Dom Boży wybudowano w latach 1903–1912 w stylu neoromańskim, wg projektu warszawskiego architekta Jarosława Wojciechowskiego. Koszty budowy wzięły na siebie okoliczne dwory, spośród których szczególną hojnością wykazali się dziedzice z Lubca i Kluk. Wśród możnych fundatorów należy tu wspomnieć Wandę Sulimierską i Leona Siemińskiego z Lubca oraz Julię Rogowską z synami, Michałem i Władysławem, oraz bratem Janem Pokrzywickim z Kluk.
Na ścianie frontowej zawieszona jest tablica "Ś.P. Ks. Jan Grodkiewicz od 1934 r. Proboszcz Parafii Parzno ur. 26.VI.1895 r. w Chyczewie. 9.V.1942 r. zginął śmiercią męczeńską w obozie koncentracyjnym w Dachau. Pasterzu męczenniku błagaj Pana za nami !".
Dziś mam przysłowiowego farta, bo świątynia jest otwarta i mogę podziwiać jej przepiękne wyposażenie ! Kamień węgielny pod budowę kościoła został położony w dniu 22.VIII.1905 roku. Konsekrację przeprowadził bp Józef Rozwadowski 14 września 1969 roku.
Centralną część prezbiterium wypełnia pochodzący z początku XX wieku ołtarz główny p.w. Serca Jezusowego. Posiada on piękne tabernakulum, a absyda spełnia rolę nastawy z centralną postacią Najświętszego Serca Pana Jezusa z gorejącym sercem i 12 apostołami. Przy ołtarzu stoi eklektyczny krucyfiks z 1826 roku (tzw. szkoła niemiecka).
W ołtarzu wyeksponowany jest obraz Matki Bożej Nieustającej Pomocy.
Wieś Parzno należy do najstarszych osad położonych na terenie dzisiejszej archidiecezji łódzkiej. Miejscowość ta, wraz z pobliskimi Klukami, wspominana jest w bulli papieża Innocentego II z 1136 roku, potwierdzającej posiadłości arcybiskupów gnieźnieńskich.
Osady te musiały już wtedy mieć swoje znaczenie, skoro zasługiwały na wymienienie ich w dokumencie tak wielkiej rangi. Powstanie parafii w drugiej połowie XII wieku czyni okolice Parzna jedną z najstarszych zchrystianizowanych ziem na tym terenie.
Według danych diecezjalnych pierwszą świątynię modrzewiową p.w. Wniebowzięcia NMP, wzniesiono w Parznie w 1161 roku z fundacji arcybiskupa gnieźnieńskiego. Kronika parafialna, pochodząca z przełomu XVII i XVIII wieku podaje, że gruntownie restaurowana była, ciągle ta sama, świątynia w 1800 roku.
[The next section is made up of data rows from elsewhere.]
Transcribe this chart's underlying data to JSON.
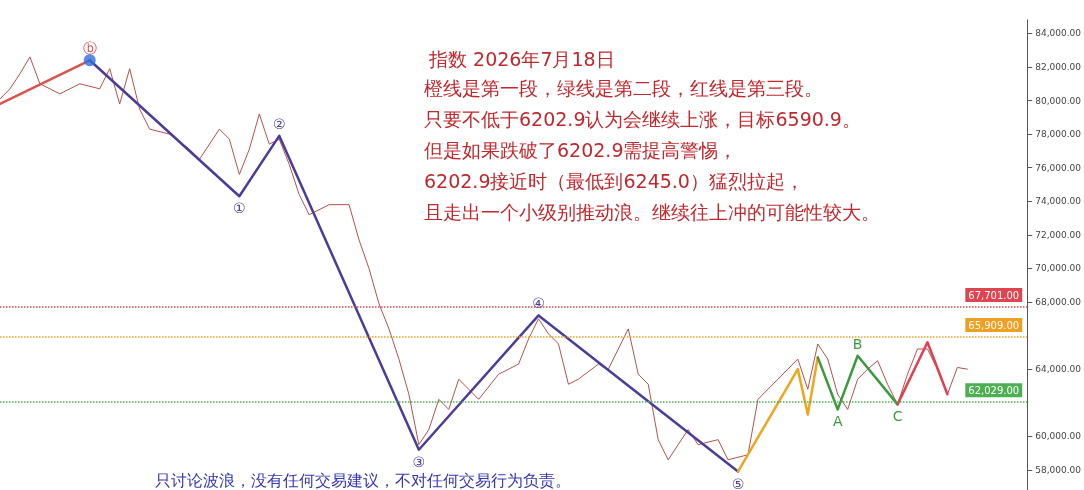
{
  "chart_data": {
    "type": "line",
    "title": "指数 2026年7月18日",
    "annotations": [
      "橙线是第一段，绿线是第二段，红线是第三段。",
      "只要不低于6202.9认为会继续上涨，目标6590.9。",
      "但是如果跌破了6202.9需提高警惕，",
      "6202.9接近时（最低到6245.0）猛烈拉起，",
      "且走出一个小级别推动浪。继续往上冲的可能性较大。",
      "只讨论波浪，没有任何交易建议，不对任何交易行为负责。",
      {
        "text": "ⓑ",
        "y": 82400
      },
      {
        "text": "①",
        "y": 74300
      },
      {
        "text": "②",
        "y": 77900
      },
      {
        "text": "③",
        "y": 59200
      },
      {
        "text": "④",
        "y": 67200
      },
      {
        "text": "⑤",
        "y": 57900
      },
      {
        "text": "A",
        "y": 61600
      },
      {
        "text": "B",
        "y": 64800
      },
      {
        "text": "C",
        "y": 61900
      }
    ],
    "categories": [
      null,
      null,
      null,
      null,
      null,
      null,
      null,
      null,
      null,
      null,
      null,
      null,
      null,
      null,
      null,
      null,
      null,
      null,
      null,
      null,
      null,
      null,
      null,
      null,
      null,
      null,
      null,
      null,
      null,
      null,
      null,
      null,
      null,
      null,
      null,
      null,
      null,
      null,
      null,
      null,
      null,
      null,
      null,
      null,
      null,
      null,
      null,
      null,
      null,
      null,
      null,
      null,
      null,
      null,
      null,
      null,
      null,
      null,
      null,
      null,
      null,
      null,
      null,
      null,
      null,
      null,
      null,
      null,
      null,
      null,
      null,
      null,
      null,
      null,
      null,
      null,
      null,
      null,
      null,
      null,
      null,
      null,
      null,
      null,
      null,
      null,
      null,
      null,
      null,
      null,
      null,
      null,
      null,
      null,
      null,
      null,
      null,
      null,
      null,
      null,
      null,
      null,
      null,
      null
    ],
    "series": [
      {
        "color": "#b5524d",
        "values": [
          80100,
          80700,
          81600,
          82600,
          81000,
          null,
          80400,
          null,
          81000,
          null,
          80700,
          81900,
          79800,
          81900,
          79500,
          78300,
          null,
          78000,
          null,
          77100,
          76500,
          null,
          78300,
          77700,
          75600,
          77100,
          79200,
          77400,
          77700,
          76200,
          74400,
          73200,
          null,
          73800,
          null,
          73800,
          71700,
          70000,
          67900,
          66400,
          64600,
          62500,
          59500,
          60400,
          62200,
          61600,
          63400,
          null,
          62200,
          null,
          63700,
          64000,
          64300,
          65800,
          67000,
          66100,
          65500,
          63100,
          63400,
          null,
          64300,
          64000,
          65200,
          66400,
          63700,
          63100,
          59800,
          58600,
          59500,
          60400,
          59500,
          null,
          59800,
          58600,
          null,
          58900,
          62200,
          null,
          63400,
          64000,
          64600,
          62800,
          65500,
          64600,
          62500,
          61600,
          63400,
          64000,
          64500,
          63100,
          61900,
          63700,
          65200,
          65200,
          64000,
          62500,
          64100,
          64000,
          null,
          null,
          null,
          null,
          null,
          null
        ]
      },
      {
        "color": "#d9534f",
        "values": [
          79800,
          null,
          null,
          null,
          null,
          null,
          null,
          null,
          null,
          82400,
          null,
          null,
          null,
          null,
          null,
          null,
          null,
          null,
          null,
          null,
          null,
          null,
          null,
          null,
          null,
          null,
          null,
          null,
          null,
          null,
          null,
          null,
          null,
          null,
          null,
          null,
          null,
          null,
          null,
          null,
          null,
          null,
          null,
          null,
          null,
          null,
          null,
          null,
          null,
          null,
          null,
          null,
          null,
          null,
          null,
          null,
          null,
          null,
          null,
          null,
          null,
          null,
          null,
          null,
          null,
          null,
          null,
          null,
          null,
          null,
          null,
          null,
          null,
          null,
          null,
          null,
          null,
          null,
          null,
          null,
          null,
          null,
          null,
          null,
          null,
          null,
          null,
          null,
          null,
          null,
          null,
          null,
          null,
          null,
          null,
          null,
          null,
          null,
          null,
          null,
          null,
          null,
          null,
          null
        ]
      },
      {
        "color": "#4b3c9a",
        "values": [
          null,
          null,
          null,
          null,
          null,
          null,
          null,
          null,
          null,
          82400,
          null,
          null,
          null,
          null,
          null,
          null,
          null,
          null,
          null,
          null,
          null,
          null,
          null,
          null,
          74300,
          null,
          null,
          null,
          77900,
          null,
          null,
          null,
          null,
          null,
          null,
          null,
          null,
          null,
          null,
          null,
          null,
          null,
          59200,
          null,
          null,
          null,
          null,
          null,
          null,
          null,
          null,
          null,
          null,
          null,
          67200,
          null,
          null,
          null,
          null,
          null,
          null,
          null,
          null,
          null,
          null,
          null,
          null,
          null,
          null,
          null,
          null,
          null,
          null,
          null,
          57900,
          null,
          null,
          null,
          null,
          null,
          null,
          null,
          null,
          null,
          null,
          null,
          null,
          null,
          null,
          null,
          null,
          null,
          null,
          null,
          null,
          null,
          null,
          null,
          null,
          null,
          null,
          null,
          null,
          null
        ]
      },
      {
        "color": "#f0a520",
        "values": [
          null,
          null,
          null,
          null,
          null,
          null,
          null,
          null,
          null,
          null,
          null,
          null,
          null,
          null,
          null,
          null,
          null,
          null,
          null,
          null,
          null,
          null,
          null,
          null,
          null,
          null,
          null,
          null,
          null,
          null,
          null,
          null,
          null,
          null,
          null,
          null,
          null,
          null,
          null,
          null,
          null,
          null,
          null,
          null,
          null,
          null,
          null,
          null,
          null,
          null,
          null,
          null,
          null,
          null,
          null,
          null,
          null,
          null,
          null,
          null,
          null,
          null,
          null,
          null,
          null,
          null,
          null,
          null,
          null,
          null,
          null,
          null,
          null,
          null,
          57900,
          null,
          null,
          null,
          null,
          null,
          64000,
          61300,
          64700,
          null,
          null,
          null,
          null,
          null,
          null,
          null,
          null,
          null,
          null,
          null,
          null,
          null,
          null,
          null,
          null,
          null,
          null,
          null,
          null,
          null
        ]
      },
      {
        "color": "#3c9a3c",
        "values": [
          null,
          null,
          null,
          null,
          null,
          null,
          null,
          null,
          null,
          null,
          null,
          null,
          null,
          null,
          null,
          null,
          null,
          null,
          null,
          null,
          null,
          null,
          null,
          null,
          null,
          null,
          null,
          null,
          null,
          null,
          null,
          null,
          null,
          null,
          null,
          null,
          null,
          null,
          null,
          null,
          null,
          null,
          null,
          null,
          null,
          null,
          null,
          null,
          null,
          null,
          null,
          null,
          null,
          null,
          null,
          null,
          null,
          null,
          null,
          null,
          null,
          null,
          null,
          null,
          null,
          null,
          null,
          null,
          null,
          null,
          null,
          null,
          null,
          null,
          null,
          null,
          null,
          null,
          null,
          null,
          null,
          null,
          64700,
          null,
          61600,
          null,
          64800,
          null,
          null,
          null,
          61900,
          null,
          null,
          null,
          null,
          null,
          null,
          null,
          null,
          null,
          null,
          null,
          null,
          null
        ]
      },
      {
        "color": "#e04050",
        "values": [
          null,
          null,
          null,
          null,
          null,
          null,
          null,
          null,
          null,
          null,
          null,
          null,
          null,
          null,
          null,
          null,
          null,
          null,
          null,
          null,
          null,
          null,
          null,
          null,
          null,
          null,
          null,
          null,
          null,
          null,
          null,
          null,
          null,
          null,
          null,
          null,
          null,
          null,
          null,
          null,
          null,
          null,
          null,
          null,
          null,
          null,
          null,
          null,
          null,
          null,
          null,
          null,
          null,
          null,
          null,
          null,
          null,
          null,
          null,
          null,
          null,
          null,
          null,
          null,
          null,
          null,
          null,
          null,
          null,
          null,
          null,
          null,
          null,
          null,
          null,
          null,
          null,
          null,
          null,
          null,
          null,
          null,
          null,
          null,
          null,
          null,
          null,
          null,
          null,
          null,
          61900,
          null,
          null,
          65600,
          null,
          62500,
          null,
          null,
          null,
          null,
          null,
          null,
          null,
          null
        ]
      },
      {
        "color": "#2f6fe0",
        "type": "scatter",
        "values": [
          null,
          null,
          null,
          null,
          null,
          null,
          null,
          null,
          null,
          82400,
          null,
          null,
          null,
          null,
          null,
          null,
          null,
          null,
          null,
          null,
          null,
          null,
          null,
          null,
          null,
          null,
          null,
          null,
          null,
          null,
          null,
          null,
          null,
          null,
          null,
          null,
          null,
          null,
          null,
          null,
          null,
          null,
          null,
          null,
          null,
          null,
          null,
          null,
          null,
          null,
          null,
          null,
          null,
          null,
          null,
          null,
          null,
          null,
          null,
          null,
          null,
          null,
          null,
          null,
          null,
          null,
          null,
          null,
          null,
          null,
          null,
          null,
          null,
          null,
          null,
          null,
          null,
          null,
          null,
          null,
          null,
          null,
          null,
          null,
          null,
          null,
          null,
          null,
          null,
          null,
          null,
          null,
          null,
          null,
          null,
          null,
          null,
          null,
          null,
          null,
          null,
          null,
          null,
          null
        ]
      }
    ],
    "ref_lines": [
      {
        "axis": "y",
        "value": 67701,
        "label": "67,701.00",
        "color": "#e0454f",
        "line_style": "dotted"
      },
      {
        "axis": "y",
        "value": 65909,
        "label": "65,909.00",
        "color": "#f0a020",
        "line_style": "dotted"
      },
      {
        "axis": "y",
        "value": 62029,
        "label": "62,029.00",
        "color": "#4caf50",
        "line_style": "dotted"
      }
    ],
    "ylim": [
      56800,
      84800
    ],
    "yticks": [
      {
        "value": 58000,
        "label": "58,000.00"
      },
      {
        "value": 60000,
        "label": "60,000.00"
      },
      {
        "value": 64000,
        "label": "64,000.00"
      },
      {
        "value": 68000,
        "label": "68,000.00"
      },
      {
        "value": 70000,
        "label": "70,000.00"
      },
      {
        "value": 72000,
        "label": "72,000.00"
      },
      {
        "value": 74000,
        "label": "74,000.00"
      },
      {
        "value": 76000,
        "label": "76,000.00"
      },
      {
        "value": 78000,
        "label": "78,000.00"
      },
      {
        "value": 80000,
        "label": "80,000.00"
      },
      {
        "value": 82000,
        "label": "82,000.00"
      },
      {
        "value": 84000,
        "label": "84,000.00"
      }
    ],
    "tick_labels": "y",
    "line_style": "solid"
  }
}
Niepowetowaną stratą parafii, ale i narodową był pożar pięknego modrzewiowego kościółka - staruszka, który spłonął w 1907 roku. Na zdjęciu stacja XIV Drogi Krzyżowej "Złożenie do grobu".
Obraz przedstawiający Wandę Malczewską, mistyczkę i wizjonerkę.
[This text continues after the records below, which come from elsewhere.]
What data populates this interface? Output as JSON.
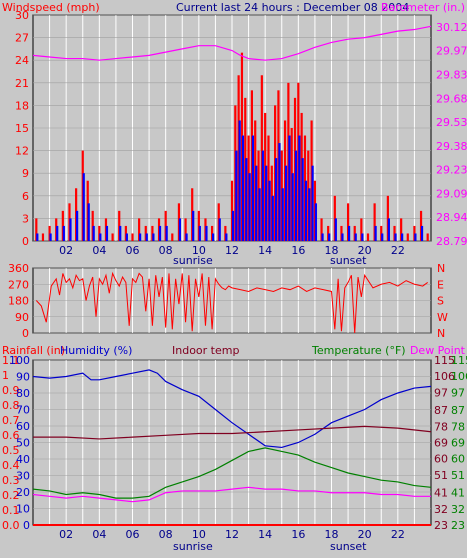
{
  "header": {
    "windspeed_label": "Windspeed (mph)",
    "center_title": "Current last 24 hours : December 08 2004",
    "barometer_label": "Barometer (in.)"
  },
  "bottom_header": {
    "rainfall_label": "Rainfall (in)",
    "humidity_label": "Humidity (%)",
    "indoor_label": "Indoor temp",
    "temperature_label": "Temperature (°F)",
    "dewpoint_label": "Dew Point"
  },
  "markers": {
    "sunrise": "sunrise",
    "sunset": "sunset"
  },
  "colors": {
    "wind_gust": "#ff0000",
    "wind_avg": "#0000ff",
    "barometer": "#ff00ff",
    "direction": "#ff0000",
    "humidity": "#0000cc",
    "indoor": "#800020",
    "temperature": "#008000",
    "dewpoint": "#ff00ff",
    "plot_bg": "#ffffff",
    "panel_bg": "#c8c8c8"
  },
  "chart_data": [
    {
      "type": "bar",
      "title": "Current last 24 hours : December 08 2004",
      "xlabel": "",
      "x_ticks": [
        "02",
        "04",
        "06",
        "08",
        "10",
        "12",
        "14",
        "16",
        "18",
        "20",
        "22"
      ],
      "xlim": [
        0,
        24
      ],
      "y_left_label": "Windspeed (mph)",
      "y_left_ticks": [
        0,
        3,
        6,
        9,
        12,
        15,
        18,
        21,
        24,
        27,
        30
      ],
      "ylim_left": [
        0,
        30
      ],
      "y_right_label": "Barometer (in.)",
      "y_right_ticks": [
        "28.79",
        "28.94",
        "29.09",
        "29.23",
        "29.38",
        "29.53",
        "29.68",
        "29.83",
        "29.97",
        "30.12"
      ],
      "ylim_right": [
        28.79,
        30.19
      ],
      "series": [
        {
          "name": "Windspeed",
          "type": "bar",
          "color": "#ff0000",
          "x": [
            0.2,
            0.6,
            1.0,
            1.4,
            1.8,
            2.2,
            2.6,
            3.0,
            3.3,
            3.6,
            4.0,
            4.4,
            4.8,
            5.2,
            5.6,
            6.0,
            6.4,
            6.8,
            7.2,
            7.6,
            8.0,
            8.4,
            8.8,
            9.2,
            9.6,
            10.0,
            10.4,
            10.8,
            11.2,
            11.6,
            12.0,
            12.2,
            12.4,
            12.6,
            12.8,
            13.0,
            13.2,
            13.4,
            13.6,
            13.8,
            14.0,
            14.2,
            14.4,
            14.6,
            14.8,
            15.0,
            15.2,
            15.4,
            15.6,
            15.8,
            16.0,
            16.2,
            16.4,
            16.6,
            16.8,
            17.0,
            17.4,
            17.8,
            18.2,
            18.6,
            19.0,
            19.4,
            19.8,
            20.2,
            20.6,
            21.0,
            21.4,
            21.8,
            22.2,
            22.6,
            23.0,
            23.4,
            23.8
          ],
          "values": [
            3,
            1,
            2,
            3,
            4,
            5,
            7,
            12,
            8,
            4,
            2,
            3,
            1,
            4,
            2,
            1,
            3,
            2,
            2,
            3,
            4,
            1,
            5,
            3,
            7,
            4,
            3,
            2,
            5,
            2,
            8,
            18,
            22,
            25,
            19,
            14,
            20,
            16,
            12,
            22,
            17,
            14,
            10,
            18,
            20,
            12,
            16,
            21,
            15,
            19,
            21,
            17,
            14,
            12,
            16,
            8,
            3,
            2,
            6,
            2,
            5,
            2,
            3,
            1,
            5,
            2,
            6,
            2,
            3,
            1,
            2,
            4,
            1
          ]
        },
        {
          "name": "Average",
          "type": "bar",
          "color": "#0000ff",
          "x": [
            0.2,
            0.6,
            1.0,
            1.4,
            1.8,
            2.2,
            2.6,
            3.0,
            3.3,
            3.6,
            4.0,
            4.4,
            4.8,
            5.2,
            5.6,
            6.0,
            6.4,
            6.8,
            7.2,
            7.6,
            8.0,
            8.4,
            8.8,
            9.2,
            9.6,
            10.0,
            10.4,
            10.8,
            11.2,
            11.6,
            12.0,
            12.2,
            12.4,
            12.6,
            12.8,
            13.0,
            13.2,
            13.4,
            13.6,
            13.8,
            14.0,
            14.2,
            14.4,
            14.6,
            14.8,
            15.0,
            15.2,
            15.4,
            15.6,
            15.8,
            16.0,
            16.2,
            16.4,
            16.6,
            16.8,
            17.0,
            17.4,
            17.8,
            18.2,
            18.6,
            19.0,
            19.4,
            19.8,
            20.2,
            20.6,
            21.0,
            21.4,
            21.8,
            22.2,
            22.6,
            23.0,
            23.4,
            23.8
          ],
          "values": [
            1,
            0,
            1,
            2,
            2,
            3,
            4,
            9,
            5,
            2,
            1,
            2,
            0,
            2,
            1,
            0,
            1,
            1,
            1,
            2,
            2,
            0,
            3,
            1,
            4,
            2,
            2,
            1,
            3,
            1,
            4,
            12,
            16,
            14,
            11,
            9,
            14,
            10,
            7,
            12,
            10,
            8,
            6,
            11,
            13,
            7,
            10,
            14,
            9,
            12,
            14,
            11,
            8,
            7,
            10,
            5,
            1,
            1,
            3,
            1,
            2,
            1,
            1,
            0,
            2,
            1,
            3,
            1,
            1,
            0,
            1,
            2,
            0
          ]
        },
        {
          "name": "Barometer",
          "type": "line",
          "color": "#ff00ff",
          "axis": "right",
          "x": [
            0,
            1,
            2,
            3,
            4,
            5,
            6,
            7,
            8,
            9,
            10,
            11,
            12,
            12.5,
            13,
            14,
            15,
            16,
            17,
            18,
            19,
            20,
            21,
            22,
            23,
            24
          ],
          "values": [
            29.94,
            29.93,
            29.92,
            29.92,
            29.91,
            29.92,
            29.93,
            29.94,
            29.96,
            29.98,
            30.0,
            30.0,
            29.97,
            29.94,
            29.92,
            29.91,
            29.92,
            29.95,
            29.99,
            30.02,
            30.04,
            30.05,
            30.07,
            30.09,
            30.1,
            30.12
          ]
        }
      ]
    },
    {
      "type": "line",
      "xlim": [
        0,
        24
      ],
      "y_left_ticks": [
        0,
        90,
        180,
        270,
        360
      ],
      "ylim": [
        0,
        360
      ],
      "y_right_ticks": [
        "N",
        "W",
        "S",
        "E",
        "N"
      ],
      "series": [
        {
          "name": "Wind Direction",
          "color": "#ff0000",
          "x": [
            0.2,
            0.5,
            0.8,
            1.1,
            1.4,
            1.6,
            1.8,
            2.0,
            2.2,
            2.4,
            2.6,
            2.8,
            3.0,
            3.2,
            3.4,
            3.6,
            3.8,
            4.0,
            4.2,
            4.4,
            4.6,
            4.8,
            5.0,
            5.2,
            5.4,
            5.6,
            5.8,
            6.0,
            6.2,
            6.4,
            6.6,
            6.8,
            7.0,
            7.2,
            7.4,
            7.6,
            7.8,
            8.0,
            8.2,
            8.4,
            8.6,
            8.8,
            9.0,
            9.2,
            9.4,
            9.6,
            9.8,
            10.0,
            10.2,
            10.4,
            10.6,
            10.8,
            11.0,
            11.2,
            11.4,
            11.6,
            11.8,
            12.0,
            12.5,
            13.0,
            13.5,
            14.0,
            14.5,
            15.0,
            15.5,
            16.0,
            16.5,
            17.0,
            17.5,
            18.0,
            18.2,
            18.4,
            18.6,
            18.8,
            19.0,
            19.2,
            19.4,
            19.6,
            19.8,
            20.0,
            20.5,
            21.0,
            21.5,
            22.0,
            22.5,
            23.0,
            23.5,
            23.8
          ],
          "values": [
            180,
            150,
            60,
            260,
            300,
            210,
            330,
            280,
            300,
            250,
            320,
            290,
            300,
            180,
            260,
            310,
            90,
            300,
            270,
            320,
            220,
            330,
            290,
            260,
            310,
            280,
            40,
            300,
            280,
            330,
            310,
            120,
            300,
            40,
            320,
            200,
            310,
            30,
            330,
            20,
            300,
            160,
            330,
            60,
            320,
            10,
            300,
            200,
            330,
            40,
            310,
            20,
            300,
            270,
            250,
            240,
            260,
            250,
            240,
            230,
            250,
            240,
            230,
            250,
            240,
            260,
            230,
            250,
            240,
            230,
            20,
            300,
            10,
            250,
            280,
            320,
            0,
            310,
            200,
            320,
            250,
            270,
            280,
            260,
            290,
            270,
            260,
            280
          ]
        }
      ]
    },
    {
      "type": "line",
      "xlim": [
        0,
        24
      ],
      "y_left_labels": [
        {
          "name": "Rainfall (in)",
          "ticks": [
            "0.0",
            "0.1",
            "0.2",
            "0.3",
            "0.4",
            "0.5",
            "0.6",
            "0.7",
            "0.8",
            "0.9",
            "1",
            "1.1"
          ]
        },
        {
          "name": "Humidity (%)",
          "ticks": [
            0,
            10,
            20,
            30,
            40,
            50,
            60,
            70,
            80,
            90,
            100
          ]
        }
      ],
      "y_right_labels": [
        {
          "name": "Indoor temp",
          "ticks": [
            23,
            32,
            41,
            51,
            60,
            69,
            78,
            87,
            97,
            106,
            115
          ]
        },
        {
          "name": "Temperature (°F)",
          "ticks": [
            23,
            32,
            41,
            51,
            60,
            69,
            78,
            87,
            97,
            106,
            115
          ]
        }
      ],
      "ylim_humidity": [
        0,
        100
      ],
      "ylim_temp": [
        23,
        115
      ],
      "series": [
        {
          "name": "Humidity",
          "color": "#0000cc",
          "axis": "humidity",
          "x": [
            0,
            1,
            2,
            3,
            3.5,
            4,
            5,
            6,
            7,
            7.5,
            8,
            9,
            10,
            11,
            12,
            13,
            14,
            15,
            16,
            17,
            18,
            19,
            20,
            21,
            22,
            23,
            24
          ],
          "values": [
            90,
            89,
            90,
            92,
            88,
            88,
            90,
            92,
            94,
            92,
            87,
            82,
            78,
            70,
            62,
            55,
            48,
            47,
            50,
            55,
            62,
            66,
            70,
            76,
            80,
            83,
            84
          ]
        },
        {
          "name": "Indoor temp",
          "color": "#800020",
          "axis": "temp",
          "x": [
            0,
            2,
            4,
            6,
            8,
            10,
            12,
            14,
            16,
            18,
            20,
            22,
            24
          ],
          "values": [
            72,
            72,
            71,
            72,
            73,
            74,
            74,
            75,
            76,
            77,
            78,
            77,
            75
          ]
        },
        {
          "name": "Temperature",
          "color": "#008000",
          "axis": "temp",
          "x": [
            0,
            1,
            2,
            3,
            4,
            5,
            6,
            7,
            8,
            9,
            10,
            11,
            12,
            13,
            14,
            15,
            16,
            17,
            18,
            19,
            20,
            21,
            22,
            23,
            24
          ],
          "values": [
            43,
            42,
            40,
            41,
            40,
            38,
            38,
            39,
            44,
            47,
            50,
            54,
            59,
            64,
            66,
            64,
            62,
            58,
            55,
            52,
            50,
            48,
            47,
            45,
            44
          ]
        },
        {
          "name": "Dew Point",
          "color": "#ff00ff",
          "axis": "temp",
          "x": [
            0,
            1,
            2,
            3,
            4,
            5,
            6,
            7,
            8,
            9,
            10,
            11,
            12,
            13,
            14,
            15,
            16,
            17,
            18,
            19,
            20,
            21,
            22,
            23,
            24
          ],
          "values": [
            40,
            39,
            38,
            39,
            38,
            37,
            36,
            37,
            41,
            42,
            42,
            42,
            43,
            44,
            43,
            43,
            42,
            42,
            41,
            41,
            41,
            40,
            40,
            39,
            39
          ]
        },
        {
          "name": "Rainfall",
          "color": "#ff0000",
          "axis": "humidity",
          "x": [
            0,
            24
          ],
          "values": [
            0,
            0
          ]
        }
      ]
    }
  ]
}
Wystawa prac pt. "Wanda Malczewska w oczach dzieci".
W ołtarzu prawym Św. Anny umieszczony jest jej obraz pochodzący z pocz. XX wieku oraz dwie figury świętych kobiet. Rzeźby te reprezentujące okres późnego baroku, pochodzą z drugiej połowy XVIII wieku i stanowią dziś najcenniejsze obiekty, będące w wyposażeniu kościoła w Parznie.
Obraz św. Faustyny Kowalskiej i zabytkowa chrzcielnica z końca XIX wieku.
Tablica "Ś.P. Ks. Tomasz Świnarski kan. hon. kol. kaliskiego, były Proboszcz Parzeński, dziekan i proboszcz pabjanicki, którego staraniem tutejsza świątynia wystawiona została. Zm. d. 25 grudnia 1919 r. żył lat 58. Prosi o Zdrowaś Marja !".
Boczny ołtarz Matki Bożej Królowej Polski, piękne polichromie, obraz "Jezu ufam tobie" i obraz "Ukrzyżowanie Chrystusa".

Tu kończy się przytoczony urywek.